How firms buy fake 'likes' for Facebook at 'click farms'
Low-paid workers at 'click farms' create an appearance of online popularity

How much do you like courgettes? According to one Facebook page devoted to the vegetable, hundreds of people find them delightful enough to click the "like" button - even with dozens of other pages about courgettes to choose from.
There's just one problem: the liking was fake, done by a team of low-paid workers in Dhaka, Bangladesh, whose boss demanded just US$15 per thousand "likes" at his "click farm". Workers punching the keys might be on a three-shift system, and be paid as little as US$120 a year.
The ease with which a humble vegetable could win approval calls into question the basis on which many modern companies measure success online - through Facebook likes, YouTube video views and Twitter followers.

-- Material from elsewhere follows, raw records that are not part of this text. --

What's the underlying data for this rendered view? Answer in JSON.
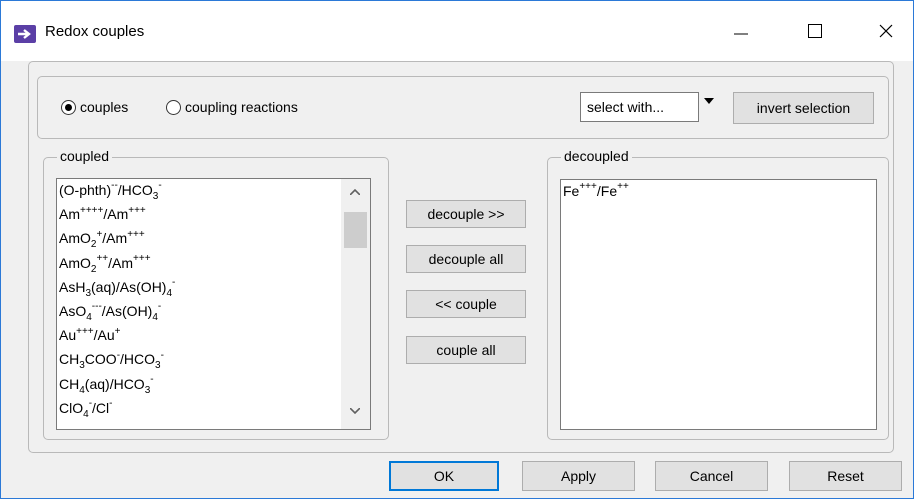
{
  "window": {
    "title": "Redox couples",
    "controls": {
      "minimize": "minimize-icon",
      "maximize": "maximize-icon",
      "close": "close-icon"
    }
  },
  "top": {
    "radio_couples": "couples",
    "radio_coupling_reactions": "coupling reactions",
    "selected_radio": "couples",
    "select_value": "select with...",
    "invert_selection": "invert selection"
  },
  "coupled": {
    "legend": "coupled",
    "items": [
      {
        "parts": [
          [
            "t",
            "(O-phth)"
          ],
          [
            "sup",
            "--"
          ],
          [
            "t",
            "/HCO"
          ],
          [
            "sub",
            "3"
          ],
          [
            "sup",
            "-"
          ]
        ]
      },
      {
        "parts": [
          [
            "t",
            "Am"
          ],
          [
            "sup",
            "++++"
          ],
          [
            "t",
            "/Am"
          ],
          [
            "sup",
            "+++"
          ]
        ]
      },
      {
        "parts": [
          [
            "t",
            "AmO"
          ],
          [
            "sub",
            "2"
          ],
          [
            "sup",
            "+"
          ],
          [
            "t",
            "/Am"
          ],
          [
            "sup",
            "+++"
          ]
        ]
      },
      {
        "parts": [
          [
            "t",
            "AmO"
          ],
          [
            "sub",
            "2"
          ],
          [
            "sup",
            "++"
          ],
          [
            "t",
            "/Am"
          ],
          [
            "sup",
            "+++"
          ]
        ]
      },
      {
        "parts": [
          [
            "t",
            "AsH"
          ],
          [
            "sub",
            "3"
          ],
          [
            "t",
            "(aq)/As(OH)"
          ],
          [
            "sub",
            "4"
          ],
          [
            "sup",
            "-"
          ]
        ]
      },
      {
        "parts": [
          [
            "t",
            "AsO"
          ],
          [
            "sub",
            "4"
          ],
          [
            "sup",
            "---"
          ],
          [
            "t",
            "/As(OH)"
          ],
          [
            "sub",
            "4"
          ],
          [
            "sup",
            "-"
          ]
        ]
      },
      {
        "parts": [
          [
            "t",
            "Au"
          ],
          [
            "sup",
            "+++"
          ],
          [
            "t",
            "/Au"
          ],
          [
            "sup",
            "+"
          ]
        ]
      },
      {
        "parts": [
          [
            "t",
            "CH"
          ],
          [
            "sub",
            "3"
          ],
          [
            "t",
            "COO"
          ],
          [
            "sup",
            "-"
          ],
          [
            "t",
            "/HCO"
          ],
          [
            "sub",
            "3"
          ],
          [
            "sup",
            "-"
          ]
        ]
      },
      {
        "parts": [
          [
            "t",
            "CH"
          ],
          [
            "sub",
            "4"
          ],
          [
            "t",
            "(aq)/HCO"
          ],
          [
            "sub",
            "3"
          ],
          [
            "sup",
            "-"
          ]
        ]
      },
      {
        "parts": [
          [
            "t",
            "ClO"
          ],
          [
            "sub",
            "4"
          ],
          [
            "sup",
            "-"
          ],
          [
            "t",
            "/Cl"
          ],
          [
            "sup",
            "-"
          ]
        ]
      }
    ]
  },
  "decoupled": {
    "legend": "decoupled",
    "items": [
      {
        "parts": [
          [
            "t",
            "Fe"
          ],
          [
            "sup",
            "+++"
          ],
          [
            "t",
            "/Fe"
          ],
          [
            "sup",
            "++"
          ]
        ]
      }
    ]
  },
  "middle_buttons": {
    "decouple": "decouple >>",
    "decouple_all": "decouple all",
    "couple": "<< couple",
    "couple_all": "couple all"
  },
  "footer": {
    "ok": "OK",
    "apply": "Apply",
    "cancel": "Cancel",
    "reset": "Reset"
  },
  "colors": {
    "accent": "#0078d7",
    "app_icon": "#5b3fa6"
  }
}
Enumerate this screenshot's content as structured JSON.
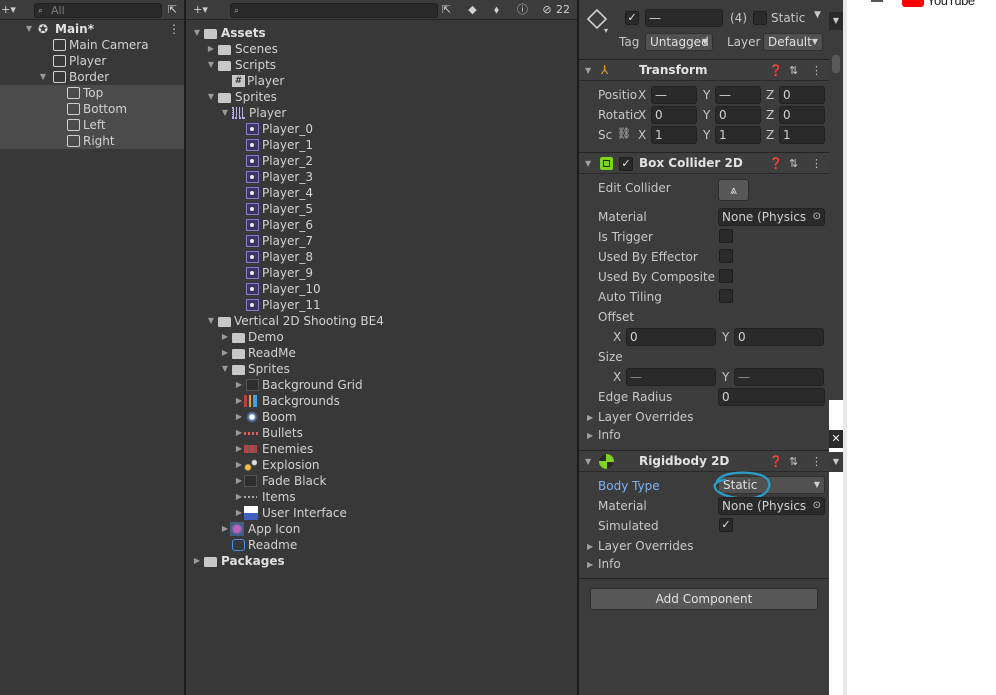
{
  "hierarchy": {
    "search_placeholder": "All",
    "scene_name": "Main*",
    "items": [
      {
        "label": "Main Camera"
      },
      {
        "label": "Player"
      },
      {
        "label": "Border"
      },
      {
        "label": "Top"
      },
      {
        "label": "Bottom"
      },
      {
        "label": "Left"
      },
      {
        "label": "Right"
      }
    ]
  },
  "project": {
    "hidden_count": "22",
    "tree": [
      {
        "label": "Assets"
      },
      {
        "label": "Scenes"
      },
      {
        "label": "Scripts"
      },
      {
        "label": "Player"
      },
      {
        "label": "Sprites"
      },
      {
        "label": "Player"
      },
      {
        "label": "Player_0"
      },
      {
        "label": "Player_1"
      },
      {
        "label": "Player_2"
      },
      {
        "label": "Player_3"
      },
      {
        "label": "Player_4"
      },
      {
        "label": "Player_5"
      },
      {
        "label": "Player_6"
      },
      {
        "label": "Player_7"
      },
      {
        "label": "Player_8"
      },
      {
        "label": "Player_9"
      },
      {
        "label": "Player_10"
      },
      {
        "label": "Player_11"
      },
      {
        "label": "Vertical 2D Shooting BE4"
      },
      {
        "label": "Demo"
      },
      {
        "label": "ReadMe"
      },
      {
        "label": "Sprites"
      },
      {
        "label": "Background Grid"
      },
      {
        "label": "Backgrounds"
      },
      {
        "label": "Boom"
      },
      {
        "label": "Bullets"
      },
      {
        "label": "Enemies"
      },
      {
        "label": "Explosion"
      },
      {
        "label": "Fade Black"
      },
      {
        "label": "Items"
      },
      {
        "label": "User Interface"
      },
      {
        "label": "App Icon"
      },
      {
        "label": "Readme"
      },
      {
        "label": "Packages"
      }
    ]
  },
  "inspector": {
    "header": {
      "name_value": "—",
      "count": "(4)",
      "static_label": "Static",
      "tag_label": "Tag",
      "tag_value": "Untagged",
      "layer_label": "Layer",
      "layer_value": "Default"
    },
    "transform": {
      "title": "Transform",
      "position_label": "Positio",
      "rotation_label": "Rotatic",
      "scale_label": "Sc",
      "x": "X",
      "y": "Y",
      "z": "Z",
      "position": [
        "—",
        "—",
        "0"
      ],
      "rotation": [
        "0",
        "0",
        "0"
      ],
      "scale": [
        "1",
        "1",
        "1"
      ]
    },
    "box_collider": {
      "title": "Box Collider 2D",
      "edit_collider": "Edit Collider",
      "material_label": "Material",
      "material_value": "None (Physics",
      "is_trigger": "Is Trigger",
      "used_by_effector": "Used By Effector",
      "used_by_composite": "Used By Composite",
      "auto_tiling": "Auto Tiling",
      "offset": "Offset",
      "offset_x": "0",
      "offset_y": "0",
      "size": "Size",
      "size_x": "—",
      "size_y": "—",
      "edge_radius_label": "Edge Radius",
      "edge_radius_value": "0",
      "layer_overrides": "Layer Overrides",
      "info": "Info"
    },
    "rigidbody": {
      "title": "Rigidbody 2D",
      "body_type_label": "Body Type",
      "body_type_value": "Static",
      "material_label": "Material",
      "material_value": "None (Physics",
      "simulated_label": "Simulated",
      "layer_overrides": "Layer Overrides",
      "info": "Info"
    },
    "add_component": "Add Component"
  },
  "right_edge": {
    "brand_label": "YouTube"
  },
  "colors": {
    "panel_bg": "#383838",
    "selection": "#4b4b4b",
    "highlight_link": "#7ab4f5",
    "annotation": "#2a9fc9",
    "youtube_red": "#ff0000"
  }
}
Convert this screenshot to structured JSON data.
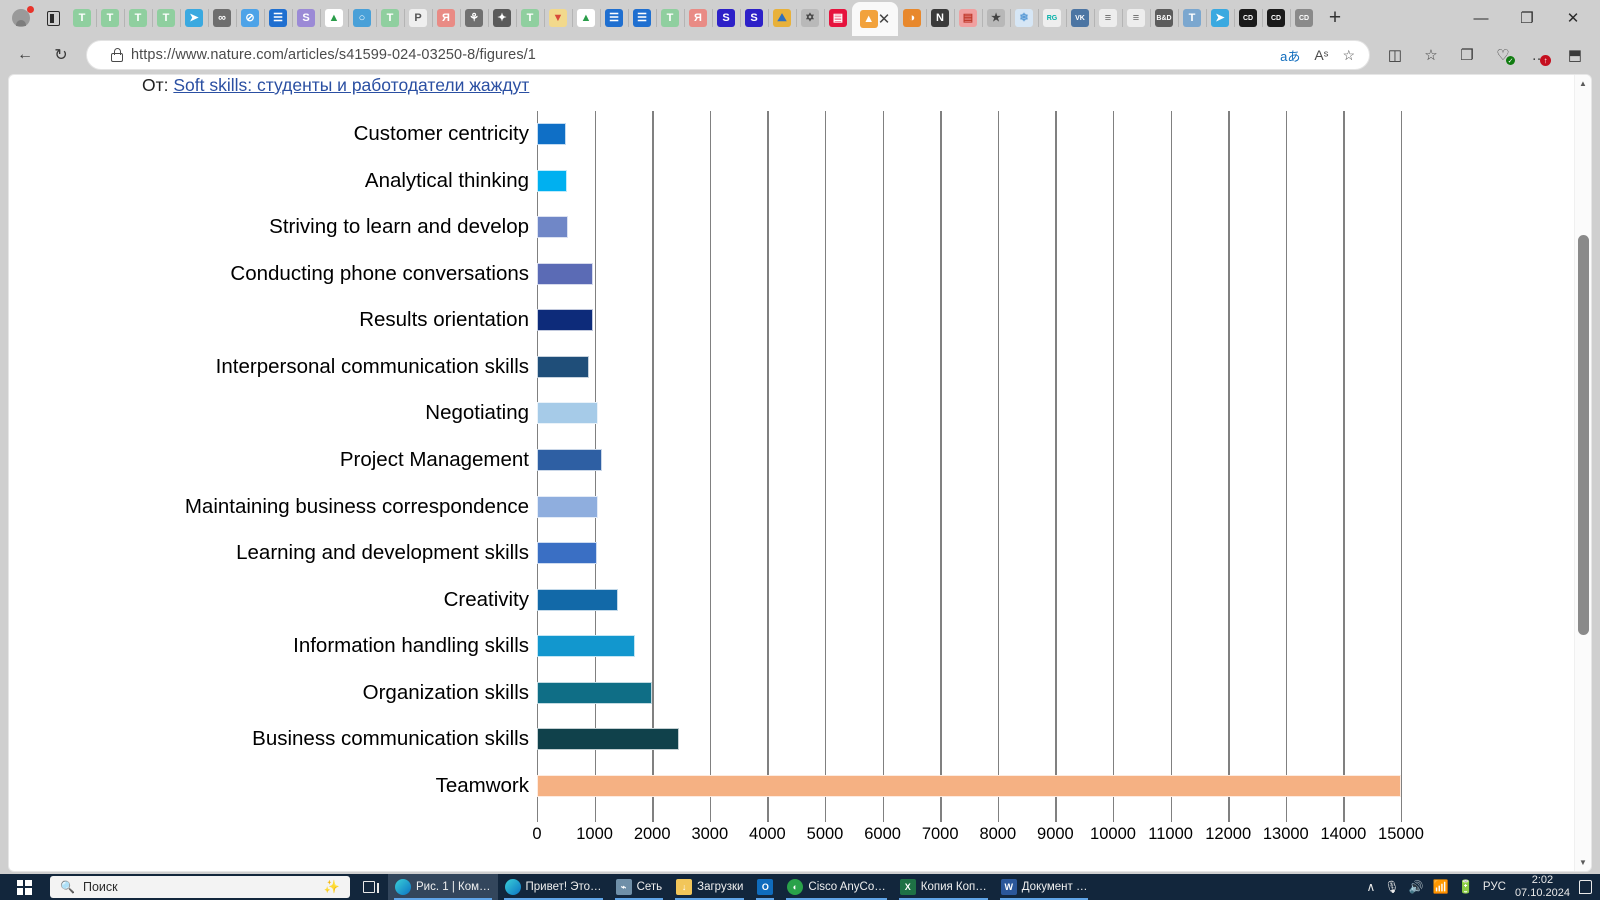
{
  "browser": {
    "tabs": [
      {
        "name": "tab-tinkoff-1",
        "glyph": "T",
        "bg": "#8fcf9f",
        "fg": "#ffffff"
      },
      {
        "name": "tab-tinkoff-2",
        "glyph": "T",
        "bg": "#8fcf9f",
        "fg": "#ffffff"
      },
      {
        "name": "tab-tinkoff-3",
        "glyph": "T",
        "bg": "#8fcf9f",
        "fg": "#ffffff"
      },
      {
        "name": "tab-tinkoff-4",
        "glyph": "T",
        "bg": "#8fcf9f",
        "fg": "#ffffff"
      },
      {
        "name": "tab-telegram",
        "glyph": "➤",
        "bg": "#3aa9e0",
        "fg": "#ffffff"
      },
      {
        "name": "tab-cyberleninka",
        "glyph": "∞",
        "bg": "#6e6e6e",
        "fg": "#ffffff"
      },
      {
        "name": "tab-zen",
        "glyph": "⊘",
        "bg": "#4da3e8",
        "fg": "#ffffff"
      },
      {
        "name": "tab-document-1",
        "glyph": "☰",
        "bg": "#1f6fd0",
        "fg": "#ffffff"
      },
      {
        "name": "tab-sber",
        "glyph": "S",
        "bg": "#9b8ad6",
        "fg": "#ffffff"
      },
      {
        "name": "tab-drive-1",
        "glyph": "▲",
        "bg": "#ffffff",
        "fg": "#2a9d4a"
      },
      {
        "name": "tab-messenger",
        "glyph": "○",
        "bg": "#49a0d8",
        "fg": "#ffffff"
      },
      {
        "name": "tab-tinkoff-5",
        "glyph": "T",
        "bg": "#8fcf9f",
        "fg": "#ffffff"
      },
      {
        "name": "tab-rp-journal",
        "glyph": "P",
        "bg": "#efefef",
        "fg": "#555555"
      },
      {
        "name": "tab-yandex-1",
        "glyph": "Я",
        "bg": "#e98b85",
        "fg": "#ffffff"
      },
      {
        "name": "tab-elibrary",
        "glyph": "⚘",
        "bg": "#707070",
        "fg": "#ffffff"
      },
      {
        "name": "tab-scholar",
        "glyph": "✦",
        "bg": "#5a5a5a",
        "fg": "#ffffff"
      },
      {
        "name": "tab-tinkoff-6",
        "glyph": "T",
        "bg": "#8fcf9f",
        "fg": "#ffffff"
      },
      {
        "name": "tab-mail",
        "glyph": "▼",
        "bg": "#f2d98c",
        "fg": "#d84b3a"
      },
      {
        "name": "tab-drive-2",
        "glyph": "▲",
        "bg": "#ffffff",
        "fg": "#2a9d4a"
      },
      {
        "name": "tab-document-2",
        "glyph": "☰",
        "bg": "#1f6fd0",
        "fg": "#ffffff"
      },
      {
        "name": "tab-document-3",
        "glyph": "☰",
        "bg": "#1f6fd0",
        "fg": "#ffffff"
      },
      {
        "name": "tab-tinkoff-7",
        "glyph": "T",
        "bg": "#8fcf9f",
        "fg": "#ffffff"
      },
      {
        "name": "tab-yandex-2",
        "glyph": "Я",
        "bg": "#e98b85",
        "fg": "#ffffff"
      },
      {
        "name": "tab-sber-2",
        "glyph": "S",
        "bg": "#2d21c8",
        "fg": "#ffffff"
      },
      {
        "name": "tab-sber-3",
        "glyph": "S",
        "bg": "#2d21c8",
        "fg": "#ffffff"
      },
      {
        "name": "tab-gallery",
        "glyph": "⛰",
        "bg": "#e8b13a",
        "fg": "#2f6fbf"
      },
      {
        "name": "tab-article-sketch",
        "glyph": "✡",
        "bg": "#b9b9b9",
        "fg": "#444444"
      },
      {
        "name": "tab-nature-red",
        "glyph": "▤",
        "bg": "#e6123d",
        "fg": "#ffffff"
      }
    ],
    "active_tab": {
      "name": "tab-nature-active",
      "glyph": "▲",
      "bg": "#f2a23c",
      "fg": "#ffffff"
    },
    "tabs_after": [
      {
        "name": "tab-firefox",
        "glyph": "◑",
        "bg": "#e8882c",
        "fg": "#ffffff"
      },
      {
        "name": "tab-notion",
        "glyph": "N",
        "bg": "#3a3a3a",
        "fg": "#ffffff"
      },
      {
        "name": "tab-excel-sheet",
        "glyph": "▤",
        "bg": "#f0a0a0",
        "fg": "#c0392b"
      },
      {
        "name": "tab-favorite-star",
        "glyph": "★",
        "bg": "#b8b8b8",
        "fg": "#444444"
      },
      {
        "name": "tab-snowflake",
        "glyph": "❄",
        "bg": "#d6e6f5",
        "fg": "#5a9bd6"
      },
      {
        "name": "tab-researchgate",
        "glyph": "RG",
        "bg": "#eeeeee",
        "fg": "#00b0a8"
      },
      {
        "name": "tab-vk",
        "glyph": "VK",
        "bg": "#4c75a3",
        "fg": "#ffffff"
      },
      {
        "name": "tab-portal-1",
        "glyph": "≡",
        "bg": "#ededed",
        "fg": "#666666"
      },
      {
        "name": "tab-portal-2",
        "glyph": "≡",
        "bg": "#ededed",
        "fg": "#666666"
      },
      {
        "name": "tab-bnd",
        "glyph": "B&D",
        "bg": "#5c5c5c",
        "fg": "#ffffff"
      },
      {
        "name": "tab-t-letter",
        "glyph": "T",
        "bg": "#7ba7cf",
        "fg": "#ffffff"
      },
      {
        "name": "tab-telegram-2",
        "glyph": "➤",
        "bg": "#3aa9e0",
        "fg": "#ffffff"
      },
      {
        "name": "tab-cd-1",
        "glyph": "CD",
        "bg": "#1a1a1a",
        "fg": "#ffffff"
      },
      {
        "name": "tab-cd-2",
        "glyph": "CD",
        "bg": "#1a1a1a",
        "fg": "#ffffff"
      },
      {
        "name": "tab-cd-3",
        "glyph": "CD",
        "bg": "#8a8a8a",
        "fg": "#ffffff"
      }
    ],
    "new_tab_label": "+",
    "window_controls": {
      "minimize": "—",
      "maximize": "❐",
      "close": "✕"
    },
    "nav": {
      "back": "←",
      "refresh": "↻"
    },
    "url": "https://www.nature.com/articles/s41599-024-03250-8/figures/1",
    "omnibox_icons": [
      {
        "name": "translate-icon",
        "glyph": "aあ"
      },
      {
        "name": "read-aloud-icon",
        "glyph": "Aˢ"
      },
      {
        "name": "favorite-add-icon",
        "glyph": "☆"
      }
    ],
    "toolbar_icons": [
      {
        "name": "split-screen-icon",
        "glyph": "◫"
      },
      {
        "name": "favorites-icon",
        "glyph": "☆"
      },
      {
        "name": "collections-icon",
        "glyph": "❐"
      },
      {
        "name": "browser-essentials-icon",
        "glyph": "♡"
      },
      {
        "name": "settings-more-icon",
        "glyph": "…"
      },
      {
        "name": "sidebar-toggle-icon",
        "glyph": "⬒"
      }
    ]
  },
  "page": {
    "from_prefix": "От: ",
    "from_link": "Soft skills: студенты и работодатели жаждут"
  },
  "chart_data": {
    "type": "bar",
    "orientation": "horizontal",
    "title": "",
    "xlabel": "",
    "ylabel": "",
    "xlim": [
      0,
      15000
    ],
    "xticks": [
      0,
      1000,
      2000,
      3000,
      4000,
      5000,
      6000,
      7000,
      8000,
      9000,
      10000,
      11000,
      12000,
      13000,
      14000,
      15000
    ],
    "xtick_labels": [
      "0",
      "1000",
      "2000",
      "3000",
      "4000",
      "5000",
      "6000",
      "7000",
      "8000",
      "9000",
      "10000",
      "11000",
      "12000",
      "13000",
      "14000",
      "15000"
    ],
    "grid": true,
    "grid_axis": "x",
    "legend": "none",
    "categories": [
      "Customer centricity",
      "Analytical thinking",
      "Striving to learn and develop",
      "Conducting phone conversations",
      "Results orientation",
      "Interpersonal communication skills",
      "Negotiating",
      "Project Management",
      "Maintaining business correspondence",
      "Learning and development skills",
      "Creativity",
      "Information handling skills",
      "Organization skills",
      "Business communication skills",
      "Teamwork"
    ],
    "values": [
      500,
      520,
      540,
      980,
      980,
      900,
      1060,
      1120,
      1060,
      1050,
      1400,
      1700,
      2000,
      2470,
      15000
    ],
    "colors": [
      "#0f6fc6",
      "#00b0f0",
      "#7087c7",
      "#5b6bb5",
      "#0d2b7a",
      "#1f4e79",
      "#a6cbe8",
      "#2e5fa3",
      "#8faede",
      "#3a6fc4",
      "#1269a8",
      "#1297ce",
      "#0f6e86",
      "#10414b",
      "#f5b183"
    ]
  },
  "taskbar": {
    "start_label": "Start",
    "search_placeholder": "Поиск",
    "task_view_label": "Task view",
    "apps": [
      {
        "name": "taskbar-app-edge-figure",
        "label": "Рис. 1 | Ком…",
        "icon": "edge",
        "active": true
      },
      {
        "name": "taskbar-app-edge-privet",
        "label": "Привет! Это…",
        "icon": "edge",
        "active": false
      },
      {
        "name": "taskbar-app-network",
        "label": "Сеть",
        "icon": "network",
        "active": false
      },
      {
        "name": "taskbar-app-downloads",
        "label": "Загрузки",
        "icon": "folder",
        "active": false
      },
      {
        "name": "taskbar-app-outlook",
        "label": "",
        "icon": "outlook",
        "active": false
      },
      {
        "name": "taskbar-app-cisco",
        "label": "Cisco AnyCo…",
        "icon": "cisco",
        "active": false
      },
      {
        "name": "taskbar-app-excel",
        "label": "Копия Коп…",
        "icon": "excel",
        "active": false
      },
      {
        "name": "taskbar-app-word",
        "label": "Документ …",
        "icon": "word",
        "active": false
      }
    ],
    "tray": {
      "overflow": "∧",
      "mic": "🎙",
      "volume": "🔊",
      "wifi": "◡",
      "battery": "▭",
      "language": "РУС",
      "time": "2:02",
      "date": "07.10.2024"
    }
  }
}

British Channel 4 television's Dispatches programme will today reveal the extent to which click farms risk eroding user confidence in what had looked like an objective measure of social online approval. The disclosures could hurt Facebook as it tries to persuade firms away from advertising on Google and to use its own targeted advertising, and to chase likes as a measure of approval.
That particular Facebook page on courgettes was set up by Dispatches to demonstrate how click farms can give web properties spurious popularity.
"There's a real desire amongst many companies to boost their profile on social media, and find other customers as well as a result," said Graham Cluley, an independent security consultant.